It is possible that the Mets’ David Wright’s career is already over. However, Wright has refused to see things this way, and that’s okay. He has earned the right to determine when his career ends.
Wright, a seven-time All-Star, has appeared in only 75 games over the past three seasons for the Mets. In that time he has endured long periods of inactivity and multiple surgeries.
It was revealed earlier this week that Wright had been shutdown from baseball activities for another 8 weeks. For Wright, it was just the latest complication in his attempt to make it back to the majors for the first time since May 2016.
Through it all, the Mets captain has continually pledged his dedication to getting back on the field.
Instead of being revered for his undying love of baseball, there has been a growing vilification of him by some fans who have been clamoring for him to give up and retire.
This is the wrong outlook in my opinion.
Some fans have blamed the Mets’ unwillingness to sign big-ticket free agents on Wright’s uncertainty. However, when Jeff Wilpon spoke with the media back in January, he made it clear that Wright’s contract was already being considered as part of the payroll.
“So there’s other things. It’s not dollar-for-dollar of the $20 million, 75 percent we’re getting back. It’s not that clear-cut. But we try to go into the season looking at it like it’s all part of the budget,” Wilpon stated in January
This means that financially, it doesn’t matter whether Wright comes back or not, because his contract counts against payroll in the COO’s eyes anyway. Wright’s uncertainty is unfortunate, but it is not the only factor in the Mets’ frugal ways.
Does it help to have $20 million per year set aside for an inactive player on a cash-strapped team? Absolutely not, but it’s the unfortunate reality of the situation. If it doesn’t matter one way or the other, why shouldn’t Wright try everything to get back on the field?
After the 2012 season, the Mets resigned Wright to an eight-year, $138 million contract extension. This amount was considered by many at the time to represent a steep hometown discount and was guaranteed. It isn’t fair for anyone to suggest that he should give it up without a fight. He earned that contract after all.
And suppose Wright did come to the realization that he needed to retire? Then what? He would likely settle for a substantial payout. It will likely cost significantly more than parting ways with Michael Cuddyer did after 2015. Cuddyer had only 1 year and $12.5 million left on his contract at the time of his retirement. Wright still has three years and $47 million remaining on his contract.
Wright spoke with the media on Wednesday about his latest “setback.” In that interview, he sounded like a man emotionally battered by his body’s inability match his heart’s desire.
“But we’re at a point where certainly with the history of the last couple of years and the three surgeries that I’ve had. I want to get it right. I want to take my time,” Wright said.
He added, “I hate to simplify it but if my body cooperates then I can’t wait to get back out there and if it doesn’t, then we’ll try to figure something else out.”
Wright also spoke about his conversations with his doctor, Dr. Robert Watkins, who performed back surgery on Wright last October. He relayed Dr. Watkins feeling that he is simply taking more time than originally thought, and that this is not a setback.
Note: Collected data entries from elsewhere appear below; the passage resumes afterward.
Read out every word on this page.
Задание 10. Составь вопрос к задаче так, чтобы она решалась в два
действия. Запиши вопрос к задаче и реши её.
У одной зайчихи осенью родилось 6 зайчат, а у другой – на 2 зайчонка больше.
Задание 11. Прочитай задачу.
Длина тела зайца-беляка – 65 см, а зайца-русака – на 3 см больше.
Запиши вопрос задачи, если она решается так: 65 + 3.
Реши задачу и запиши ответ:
If Wright’s doctors aren’t telling him to give up, why should anyone else without the expertise do so? It isn’t Wright’s fault that his body started shutting down in his early 30’s. The man genuinely just wants to do what he has his entire life: play baseball.
It seems like the Mets are ready to move on, having signed Todd Frazier to a two-year deal this past offseason to play third base. It’s seems like only a matter of time before Wright feels the same way. Until that happens, we fans should simply continue to root for him and let this play out naturally.
Wright doesn’t want to hurt the New York Mets and he has access to some of the best doctors in the world. If he can come back, then he will. And if not, he will know to walk away knowing that he tried everything within his power to continue on.
It shouldn’t play out any other way. He deserves it to be on his terms.